Step 2 Make cookies secure
For this I followed these directions, which tell you to put the following in your config/environment/production.rb file:
config.action_controller.session = {
:key => 'name_of_session_goes_here',
:secret => 'you need to fill in a fairly long secret here and obviously do not copy paste this one',
:expire_after => 14 * 24 * 3600, #I keep folks logged in for two weeks
:secure => true #The session will now not be sent or received on HTTP requests.
}
This was all pretty straight-forward on my Rails 2.x app. Did I miss anything? Is it different for Rails 3?
Looks pretty good to me. It's pretty similar in Rails 3, though by default the session config is stored in config/initializers/session_store.rb. I usually tweak mine to look something like...
MyApp::Application.config.session_store :cookie_store, :key => '_my_app_session',
:secure => Rails.env == 'production', # Only send cookie over SSL when in production mode
:httponly => true, # Don't allow Javascript to access the cookie (mitigates cookie-based XSS exploits)

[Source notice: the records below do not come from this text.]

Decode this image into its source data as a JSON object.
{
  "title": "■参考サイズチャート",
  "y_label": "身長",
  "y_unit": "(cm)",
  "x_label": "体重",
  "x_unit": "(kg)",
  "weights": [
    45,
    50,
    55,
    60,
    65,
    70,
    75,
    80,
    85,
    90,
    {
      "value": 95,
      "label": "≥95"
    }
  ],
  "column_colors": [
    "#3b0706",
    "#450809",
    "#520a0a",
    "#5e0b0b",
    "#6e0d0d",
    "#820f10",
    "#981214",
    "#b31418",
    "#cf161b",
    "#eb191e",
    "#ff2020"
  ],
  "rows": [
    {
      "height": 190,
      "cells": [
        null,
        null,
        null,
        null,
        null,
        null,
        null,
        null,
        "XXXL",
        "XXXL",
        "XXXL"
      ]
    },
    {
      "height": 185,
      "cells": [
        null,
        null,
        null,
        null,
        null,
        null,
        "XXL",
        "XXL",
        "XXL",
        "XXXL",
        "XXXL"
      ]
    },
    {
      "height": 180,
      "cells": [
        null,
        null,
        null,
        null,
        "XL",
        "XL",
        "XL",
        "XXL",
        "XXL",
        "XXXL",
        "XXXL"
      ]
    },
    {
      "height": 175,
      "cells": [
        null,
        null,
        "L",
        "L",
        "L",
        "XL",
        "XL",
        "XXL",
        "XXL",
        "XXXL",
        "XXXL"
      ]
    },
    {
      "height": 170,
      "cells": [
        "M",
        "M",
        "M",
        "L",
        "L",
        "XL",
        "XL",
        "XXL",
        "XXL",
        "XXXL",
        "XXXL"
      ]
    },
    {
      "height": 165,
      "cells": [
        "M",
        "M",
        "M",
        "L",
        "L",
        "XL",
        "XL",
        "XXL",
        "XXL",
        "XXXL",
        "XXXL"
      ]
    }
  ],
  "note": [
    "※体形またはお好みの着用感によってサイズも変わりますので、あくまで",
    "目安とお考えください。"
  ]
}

:expire_after => 60.minutes
And the secret is held in config/initializers/secret_token.rb:
MyApp::Application.config.secret_token = 'secret secrets are no fun...'
If you have access to your Apache (or whatever) config, you can also force SSL usage at that level. Strikes me as a more appropriate place to do that, but I guess not everyone has that option.
Seeing as this SO post ranks pretty high in Google I thought I'd share the approach I used for securing an app.
If you want to ensure SSL and also ensure secure cookies then you could use a Rack middleware:
https://github.com/tobmatth/rack-ssl-enforcer
I evaluated lots of different options and configuration settings for doing this but the rack middleware felt like the best option with the least amount of config - very easy to deploy. It has some great config options to filter specific rules, hosts, paths etc.
I tested that it does indeed set secure cookies correctly and it does. The one thing I noted was it only did it when logging out and logging in again - but that was using Devise.